Мэри изменила свой подход ко мне. По-видимому, она решила, что проблемы у меня не просто психологические, а в первую очередь социальные. Мы начали разговаривать о будущем. Она спросила, кем я хочу стать. «Психиатром, как ты», — в пику ей ответила я.

Мэри заставила меня поверить, что на свете нет ничего невозможного — прежде о таких высотах я и мечтать не осмеливалась. Должно быть, она считала, что моя неуравновешенность связана с тем, через что мне пришлось пройти, и что это вполне естественно.

Я и сама искала ответы. Разговоры наши метались туда-сюда, пока мы не пришли к некоему соглашению, что в недостатке у меня социальных навыков виновата семья.

Несомненно, моим родным недоставало социальных навыков, с соблюдением многих общепринятых норм они действительно не справлялись — причиной всего этого был низкий социальный статус и нестабильность семейных отношений. Мы с Мэри, казалось, пришли к согласию в том, что большинство моих проблем связаны с тем, как реагировали и реагируют на меня люди; заключение понятное, учитывая, что большая часть социальных контактов для меня была трудна, малопонятна или попросту непосильна, а также то, что мир я видела как противостояние «мы и они».

* * *

Я решила вернуться в школу. Получу аттестат зрелости, думала я, и устроюсь работать в банк.

Банковские служащие ходят в форме. А тех, кто ходит в форме, уважают. Я хочу, чтобы меня уважали. Значит, хочу работать в банке. И неважно, что собственными деньгами я швырялась как попало или что до сих пор с трудом складывала и вычитала в пределах двадцати.

К тому времени я уже год ходила к Мэри. Мне было восемнадцать. Очевидная нестабильность моего положения, с возрастом все более заметная и непростительная, начала меня пугать. Временами мне казалось, что мне уже за двадцать, временами — что еще и шестнадцати нет, а порой я чувствовала себя трехлетним ребенком. Я рассказывала обо всем этом и объясняла, что, видимо, слишком рано ушла из дома — хотя, кажется, своего дома-то у меня никогда и не было. Наивным оправдывающимся тоном я говорила: что же мне делать, вот если бы можно было в восемнадцать лет найти себе приемных родителей… Тут я посмотрела на Мэри — и мне показалось, что в глазах у нее блестят слезы. Меня тронуло то, что мои слова вызвали у нее такие эмоции, которые я сама не могла проявлять. И отреагировала я на это с тем уважением, о каком всегда мечтала по отношению к проявлениям собственных эмоций — промолчала и сделала вид, что ничего не заметила.

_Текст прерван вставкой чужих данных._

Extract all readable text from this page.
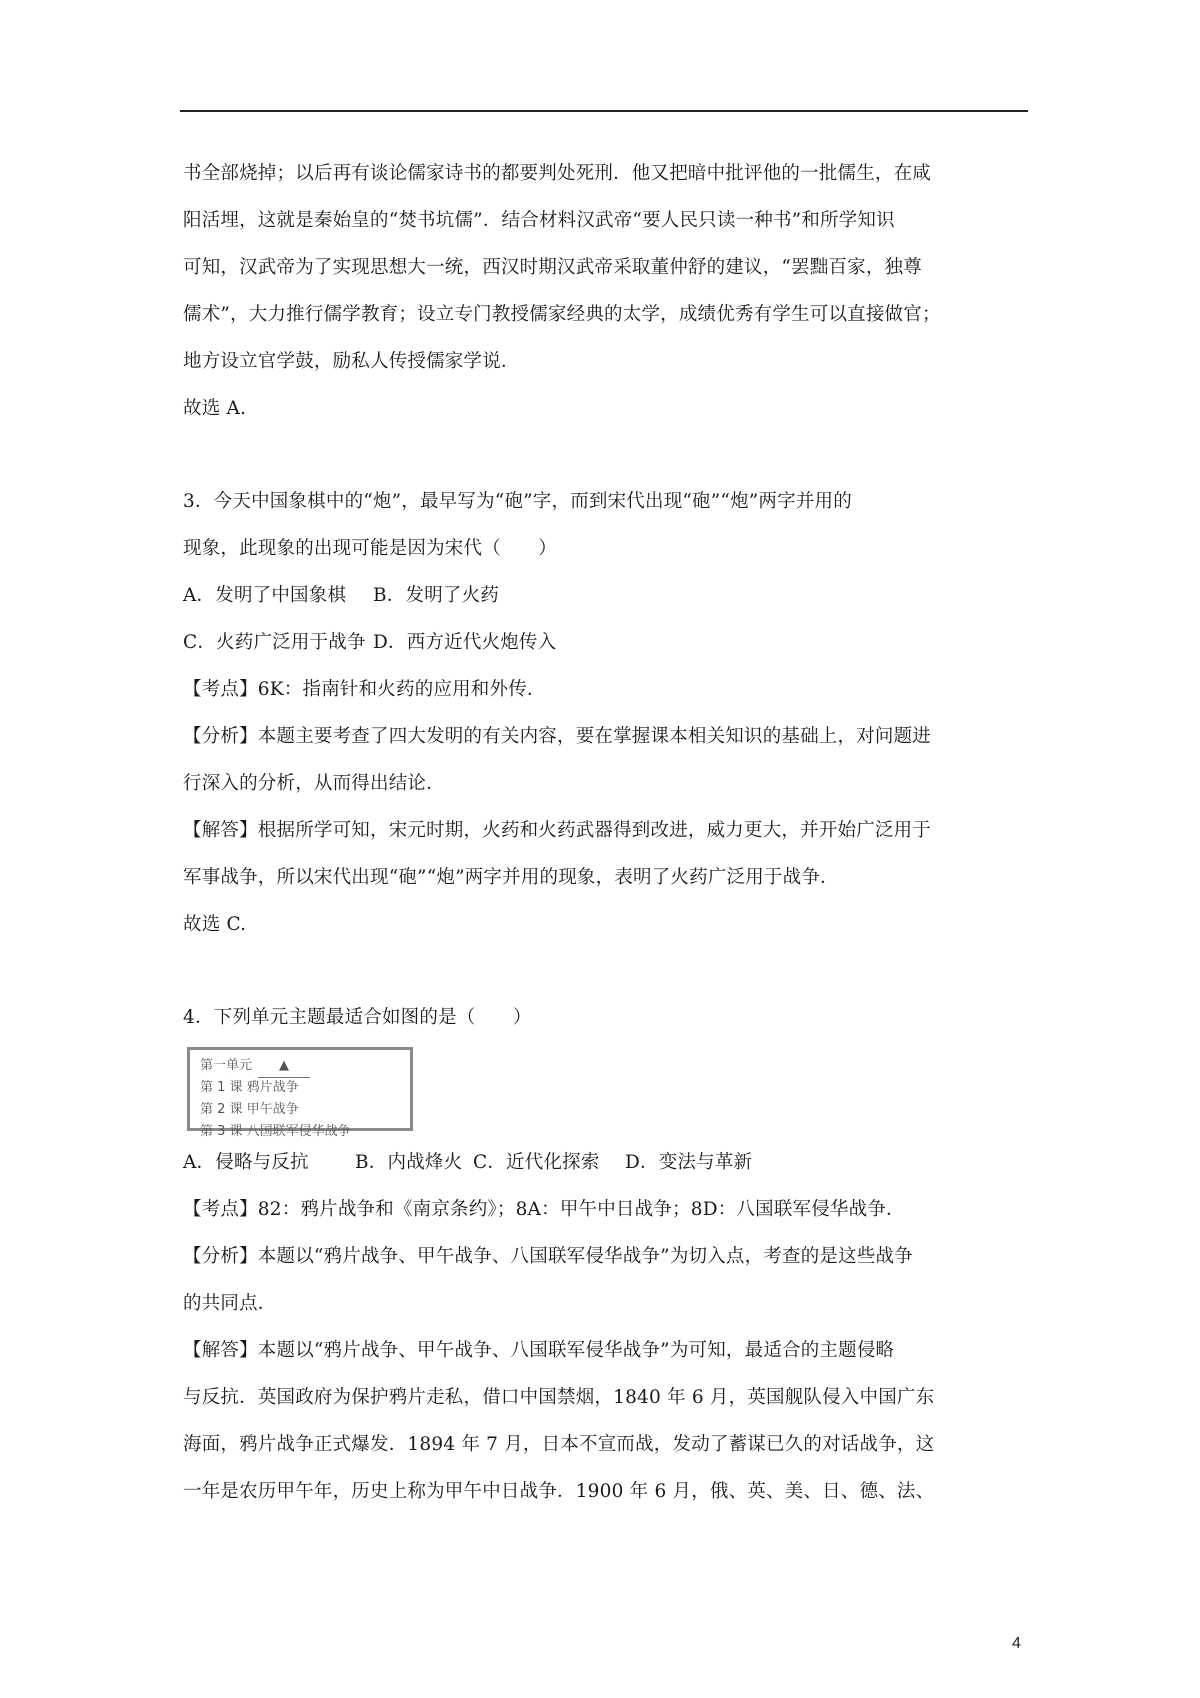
书全部烧掉；以后再有谈论儒家诗书的都要判处死刑．他又把暗中批评他的一批儒生，在咸
阳活埋，这就是秦始皇的“焚书坑儒”．结合材料汉武帝“要人民只读一种书”和所学知识
可知，汉武帝为了实现思想大一统，西汉时期汉武帝采取董仲舒的建议，“罢黜百家，独尊
儒术”，大力推行儒学教育；设立专门教授儒家经典的太学，成绩优秀有学生可以直接做官；
地方设立官学鼓，励私人传授儒家学说．
故选 A.
3．今天中国象棋中的“炮”，最早写为“砲”字，而到宋代出现“砲”“炮”两字并用的
现象，此现象的出现可能是因为宋代（　　）
A．发明了中国象棋	B．发明了火药
C．火药广泛用于战争 D．西方近代火炮传入
【考点】6K：指南针和火药的应用和外传．
【分析】本题主要考查了四大发明的有关内容，要在掌握课本相关知识的基础上，对问题进
行深入的分析，从而得出结论．
【解答】根据所学可知，宋元时期，火药和火药武器得到改进，威力更大，并开始广泛用于
军事战争，所以宋代出现“砲”“炮”两字并用的现象，表明了火药广泛用于战争．
故选 C.
4．下列单元主题最适合如图的是（　　）
第一单元 ▲
第 1 课 鸦片战争
第 2 课 甲午战争
第 3 课 八国联军侵华战争
A．侵略与反抗	B．内战烽火 C．近代化探索	D．变法与革新
【考点】82：鸦片战争和《南京条约》；8A：甲午中日战争；8D：八国联军侵华战争．
【分析】本题以“鸦片战争、甲午战争、八国联军侵华战争”为切入点，考查的是这些战争
的共同点．
【解答】本题以“鸦片战争、甲午战争、八国联军侵华战争”为可知，最适合的主题侵略
与反抗．英国政府为保护鸦片走私，借口中国禁烟，1840 年 6 月，英国舰队侵入中国广东
海面，鸦片战争正式爆发．1894 年 7 月，日本不宣而战，发动了蓄谋已久的对话战争，这
一年是农历甲午年，历史上称为甲午中日战争．1900 年 6 月，俄、英、美、日、德、法、
4
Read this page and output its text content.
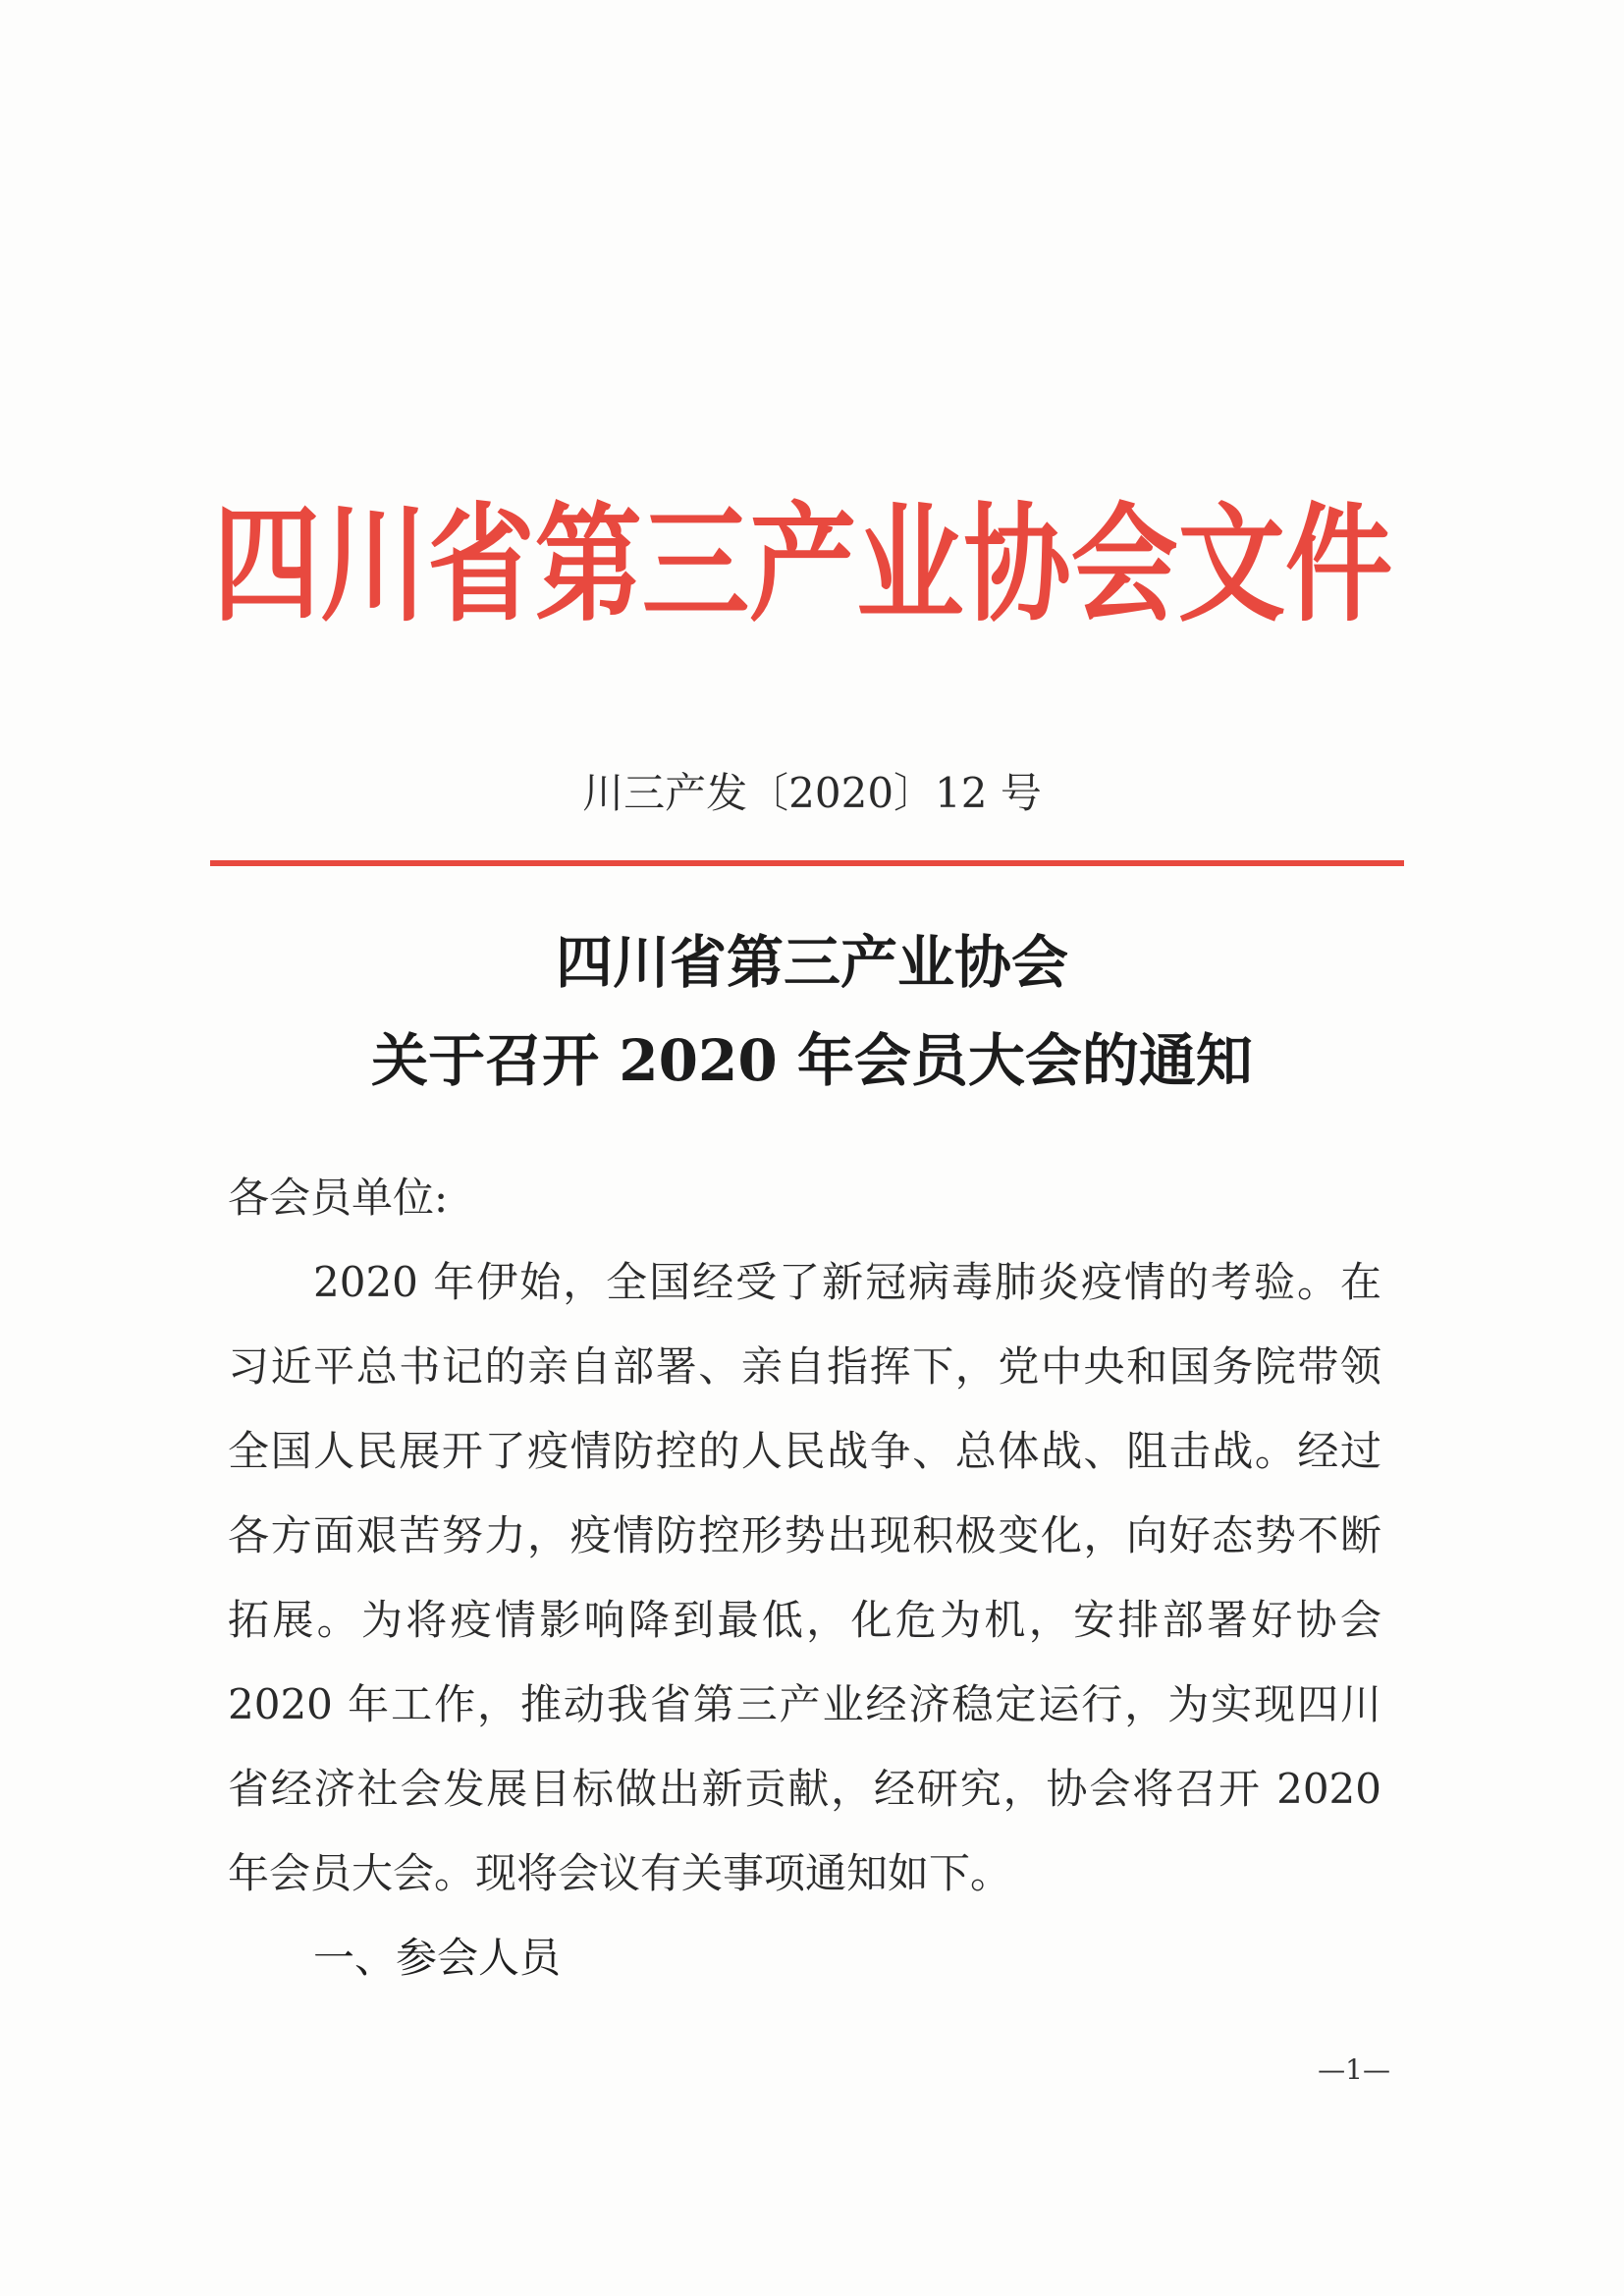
四川省第三产业协会文件
川三产发〔2020〕12 号
四川省第三产业协会
关于召开 2020 年会员大会的通知
各会员单位:
2020 年伊始，全国经受了新冠病毒肺炎疫情的考验。在
习近平总书记的亲自部署、亲自指挥下，党中央和国务院带领
全国人民展开了疫情防控的人民战争、总体战、阻击战。经过
各方面艰苦努力，疫情防控形势出现积极变化，向好态势不断
拓展。为将疫情影响降到最低，化危为机，安排部署好协会
2020 年工作，推动我省第三产业经济稳定运行，为实现四川
省经济社会发展目标做出新贡献，经研究，协会将召开 2020
年会员大会。现将会议有关事项通知如下。
一、参会人员
—1—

Угнаться за миром мне не удавалось, и я это знала. Ярче всего это проявлялось в безработице: найти работу я не могла уже два месяца. Передо мной предстала суровая реальность: восемнадцатилетняя девица, бросившая школу в пятнадцать лет, ничего толком не умеющая, с нестабильным, мягко говоря, трудовым путем — рассчитывать может хорошо если на половину стандартного заработка. Крис от меня отвернулся, друзей у меня не было, ни с кем из семьи я давно не общалась — и Мэри стала для меня целым миром.

Мэри организовала мне встречу с консультантом по трудоустройству из колледжа неподалеку от моей квартиры. Она на меня надеялась — и я поверила ее надеждам и шагнула через порог колледжа решительно, словно входила в новый дом.

Дружелюбный человек за столом на первый же мой вопрос ответил: «Нет». Нет, вряд ли мне удастся, пропустив столько лет, снова попасть в школу. И дело даже не в том, что я пропустила целых три года, а в том, что хочу перепрыгнуть через два класса и пойти прямо в выпускной. Я объяснила, что стипендий школьникам не платят, а семья меня деньгами не поддерживает, так что я просто не могу себе позволить учиться в школе еще три года.

Перейти на страницу:

Похожие книги

10 гениев, изменивших мир
10 гениев, изменивших мир

Эта книга посвящена людям, не только опередившим время, но и сумевшим своими достижениями в науке или общественной мысли оказать влияние на жизнь и мировоззрение целых поколений. Невозможно рассказать обо всех тех, благодаря кому радикально изменился мир (или наше представление о нем), речь пойдет о десяти гениальных ученых и философах, заставивших цивилизацию развиваться по новому, порой неожиданному пути. Их имена – Декарт, Дарвин, Маркс, Ницше, Фрейд, Циолковский, Морган, Склодовская-Кюри, Винер, Ферми. Их объединяли безграничная преданность своему делу, нестандартный взгляд на вещи, огромная трудоспособность. О том, как сложилась жизнь этих удивительных людей, как формировались их идеи, вы узнаете из книги, которую держите в руках, и наверняка согласитесь с утверждением Вольтера: «Почти никогда не делалось ничего великого в мире без участия гениев».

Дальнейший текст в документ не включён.